Note: for some reason, this code results in a dataframe with two “Country” columns. I have no idea why nor how to not make it do that. If anyone can tell me what I am doing wrong I would wildly appreciate it. Either way, it works, even if in a dirty way.

Further note: some countries are multimodal, i.e. there is more than one most popular goal.
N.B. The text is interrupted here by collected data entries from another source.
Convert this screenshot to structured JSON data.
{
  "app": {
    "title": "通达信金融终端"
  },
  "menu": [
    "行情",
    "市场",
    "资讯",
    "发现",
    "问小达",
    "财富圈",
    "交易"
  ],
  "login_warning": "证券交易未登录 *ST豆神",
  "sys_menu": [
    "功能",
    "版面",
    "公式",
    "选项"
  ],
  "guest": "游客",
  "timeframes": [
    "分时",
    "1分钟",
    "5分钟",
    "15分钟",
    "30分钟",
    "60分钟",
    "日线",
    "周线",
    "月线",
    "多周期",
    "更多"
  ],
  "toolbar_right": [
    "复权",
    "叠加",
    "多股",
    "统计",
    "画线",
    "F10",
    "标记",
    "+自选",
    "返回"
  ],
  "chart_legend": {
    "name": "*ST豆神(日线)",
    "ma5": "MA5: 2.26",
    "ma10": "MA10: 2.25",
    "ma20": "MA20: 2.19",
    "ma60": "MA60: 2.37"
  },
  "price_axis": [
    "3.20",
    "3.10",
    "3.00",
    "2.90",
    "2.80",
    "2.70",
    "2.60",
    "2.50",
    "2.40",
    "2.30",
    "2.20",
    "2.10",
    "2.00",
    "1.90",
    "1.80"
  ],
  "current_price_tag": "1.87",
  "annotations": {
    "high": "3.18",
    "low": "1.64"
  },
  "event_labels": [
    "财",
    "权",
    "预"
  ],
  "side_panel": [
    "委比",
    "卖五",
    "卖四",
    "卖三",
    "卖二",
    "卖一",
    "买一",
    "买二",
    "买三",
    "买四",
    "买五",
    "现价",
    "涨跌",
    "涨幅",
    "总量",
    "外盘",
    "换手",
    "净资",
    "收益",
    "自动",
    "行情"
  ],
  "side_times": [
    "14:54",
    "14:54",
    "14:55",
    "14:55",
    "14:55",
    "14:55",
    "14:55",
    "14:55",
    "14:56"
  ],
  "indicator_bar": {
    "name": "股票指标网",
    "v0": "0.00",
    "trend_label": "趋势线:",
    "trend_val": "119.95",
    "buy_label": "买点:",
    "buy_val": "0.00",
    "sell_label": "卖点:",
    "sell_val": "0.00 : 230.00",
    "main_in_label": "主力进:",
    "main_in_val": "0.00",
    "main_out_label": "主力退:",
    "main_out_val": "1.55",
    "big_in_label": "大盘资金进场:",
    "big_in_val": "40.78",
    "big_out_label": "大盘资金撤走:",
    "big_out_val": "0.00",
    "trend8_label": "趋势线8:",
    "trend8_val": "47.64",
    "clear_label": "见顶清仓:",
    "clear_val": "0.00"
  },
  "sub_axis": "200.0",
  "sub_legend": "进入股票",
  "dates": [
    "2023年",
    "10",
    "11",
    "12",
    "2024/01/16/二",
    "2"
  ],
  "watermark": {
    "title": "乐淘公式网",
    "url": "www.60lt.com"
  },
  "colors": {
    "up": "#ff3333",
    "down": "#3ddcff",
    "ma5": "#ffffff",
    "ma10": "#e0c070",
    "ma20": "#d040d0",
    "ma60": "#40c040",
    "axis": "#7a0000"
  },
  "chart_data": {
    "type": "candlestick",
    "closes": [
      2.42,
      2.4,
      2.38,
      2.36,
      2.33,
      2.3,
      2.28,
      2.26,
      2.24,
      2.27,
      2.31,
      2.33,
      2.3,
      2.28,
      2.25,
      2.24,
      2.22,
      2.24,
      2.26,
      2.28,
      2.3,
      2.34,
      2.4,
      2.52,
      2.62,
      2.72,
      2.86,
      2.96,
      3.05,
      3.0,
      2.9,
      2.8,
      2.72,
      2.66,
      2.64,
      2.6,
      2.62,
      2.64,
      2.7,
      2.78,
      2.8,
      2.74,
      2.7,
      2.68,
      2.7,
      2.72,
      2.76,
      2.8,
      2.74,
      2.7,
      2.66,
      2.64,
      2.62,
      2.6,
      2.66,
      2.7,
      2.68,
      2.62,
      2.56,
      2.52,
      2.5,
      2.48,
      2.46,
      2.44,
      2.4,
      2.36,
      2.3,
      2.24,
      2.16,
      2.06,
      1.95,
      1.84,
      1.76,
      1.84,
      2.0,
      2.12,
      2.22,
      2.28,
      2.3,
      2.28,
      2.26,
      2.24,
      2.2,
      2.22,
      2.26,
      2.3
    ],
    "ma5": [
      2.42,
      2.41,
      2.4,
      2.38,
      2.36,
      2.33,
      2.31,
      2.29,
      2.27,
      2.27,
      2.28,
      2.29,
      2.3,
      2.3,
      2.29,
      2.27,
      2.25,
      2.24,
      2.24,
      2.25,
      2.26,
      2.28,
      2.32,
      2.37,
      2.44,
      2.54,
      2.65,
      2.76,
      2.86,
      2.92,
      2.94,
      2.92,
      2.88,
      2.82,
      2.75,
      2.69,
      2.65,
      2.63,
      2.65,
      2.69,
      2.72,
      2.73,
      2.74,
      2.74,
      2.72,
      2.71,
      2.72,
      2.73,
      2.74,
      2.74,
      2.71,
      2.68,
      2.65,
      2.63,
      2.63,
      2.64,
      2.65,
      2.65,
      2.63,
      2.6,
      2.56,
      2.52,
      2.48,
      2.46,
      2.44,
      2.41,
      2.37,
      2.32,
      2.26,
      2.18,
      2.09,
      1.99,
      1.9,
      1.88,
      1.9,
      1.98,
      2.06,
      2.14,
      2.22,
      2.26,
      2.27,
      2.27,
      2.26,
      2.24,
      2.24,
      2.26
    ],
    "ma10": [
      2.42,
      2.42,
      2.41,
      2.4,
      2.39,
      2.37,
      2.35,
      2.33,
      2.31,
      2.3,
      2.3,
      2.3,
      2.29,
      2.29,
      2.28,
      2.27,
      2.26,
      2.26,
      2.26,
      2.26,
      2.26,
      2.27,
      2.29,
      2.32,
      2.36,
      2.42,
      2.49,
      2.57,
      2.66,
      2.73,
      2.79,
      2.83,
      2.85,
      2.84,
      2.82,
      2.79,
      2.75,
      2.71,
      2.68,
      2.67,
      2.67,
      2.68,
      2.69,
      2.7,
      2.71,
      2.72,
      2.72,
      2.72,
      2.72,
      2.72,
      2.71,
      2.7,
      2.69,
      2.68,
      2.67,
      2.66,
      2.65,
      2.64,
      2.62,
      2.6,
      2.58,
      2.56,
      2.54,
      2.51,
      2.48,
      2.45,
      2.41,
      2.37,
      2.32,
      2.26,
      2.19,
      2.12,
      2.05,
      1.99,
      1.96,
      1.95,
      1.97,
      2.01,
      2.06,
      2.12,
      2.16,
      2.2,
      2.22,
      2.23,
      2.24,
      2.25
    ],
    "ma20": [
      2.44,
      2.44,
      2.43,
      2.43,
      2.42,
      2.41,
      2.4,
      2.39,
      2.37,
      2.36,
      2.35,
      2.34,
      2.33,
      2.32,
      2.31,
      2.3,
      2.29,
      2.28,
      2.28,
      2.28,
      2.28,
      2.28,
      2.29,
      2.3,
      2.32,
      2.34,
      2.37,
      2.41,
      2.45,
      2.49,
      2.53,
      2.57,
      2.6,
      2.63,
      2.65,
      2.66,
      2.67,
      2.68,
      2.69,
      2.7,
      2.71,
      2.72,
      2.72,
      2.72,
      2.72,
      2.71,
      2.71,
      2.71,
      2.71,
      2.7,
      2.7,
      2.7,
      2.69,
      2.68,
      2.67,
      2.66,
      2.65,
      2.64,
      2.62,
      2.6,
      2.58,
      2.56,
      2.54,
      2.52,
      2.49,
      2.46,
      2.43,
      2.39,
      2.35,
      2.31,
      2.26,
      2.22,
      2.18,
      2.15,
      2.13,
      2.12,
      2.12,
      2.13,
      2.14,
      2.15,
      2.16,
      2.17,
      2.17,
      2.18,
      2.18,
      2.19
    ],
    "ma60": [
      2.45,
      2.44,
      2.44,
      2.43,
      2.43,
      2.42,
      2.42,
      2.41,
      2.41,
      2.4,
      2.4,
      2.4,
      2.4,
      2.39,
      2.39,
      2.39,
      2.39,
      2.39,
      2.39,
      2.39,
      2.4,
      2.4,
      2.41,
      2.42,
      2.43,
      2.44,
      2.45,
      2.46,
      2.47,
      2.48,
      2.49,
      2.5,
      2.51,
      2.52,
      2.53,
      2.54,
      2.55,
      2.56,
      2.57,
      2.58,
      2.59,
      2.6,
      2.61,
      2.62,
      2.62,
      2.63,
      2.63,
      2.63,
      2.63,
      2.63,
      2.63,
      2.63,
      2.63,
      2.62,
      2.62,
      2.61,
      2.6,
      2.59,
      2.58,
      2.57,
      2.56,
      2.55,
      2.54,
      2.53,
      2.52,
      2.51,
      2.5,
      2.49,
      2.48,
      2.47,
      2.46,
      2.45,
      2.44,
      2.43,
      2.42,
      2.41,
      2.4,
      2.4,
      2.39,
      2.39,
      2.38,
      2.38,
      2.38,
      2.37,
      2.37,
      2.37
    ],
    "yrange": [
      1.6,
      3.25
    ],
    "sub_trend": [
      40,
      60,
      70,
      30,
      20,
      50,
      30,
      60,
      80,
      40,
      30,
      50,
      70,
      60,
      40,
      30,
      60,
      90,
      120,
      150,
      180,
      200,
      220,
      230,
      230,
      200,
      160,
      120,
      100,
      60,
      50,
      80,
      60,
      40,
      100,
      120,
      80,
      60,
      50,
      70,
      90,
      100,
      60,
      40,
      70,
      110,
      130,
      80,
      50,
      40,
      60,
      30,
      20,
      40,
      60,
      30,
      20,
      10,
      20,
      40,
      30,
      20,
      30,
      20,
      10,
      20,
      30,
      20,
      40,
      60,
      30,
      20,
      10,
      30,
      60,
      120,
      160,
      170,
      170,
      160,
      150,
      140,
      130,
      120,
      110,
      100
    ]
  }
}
For those situations I simply let Python pick any one of them, since this was mostly caused by a very low number of voters, who all chose different goals.

Unfortunately, using a separate dataset for the map meant that I could not use it as a filter for the scatter plot. It would have been cool to see the composition of voters of different countries, but because they were separate tables, I did not know how to make that happen.

Final thoughts

Oh boy am I glad this is done. Because of the amazing opportunity to have our visualisations shown at the UN General Assembly, I ended up spending multiple days on this, trying to make it interesting and appealing. As I mentioned, at first things were way too cluttered, with me trying to show off all the cool insight I had found in a single dashboard. It kept looking horrible. Luckily I realised I needed to take a step back, cut some information away, and stay minimal. Another big thanks to @AdamMico1 for helping me style the horrible mess that this dashboard was when I first contacted him, and to my friends who ended up being my rubber ducks during these past few days. Time to rest now!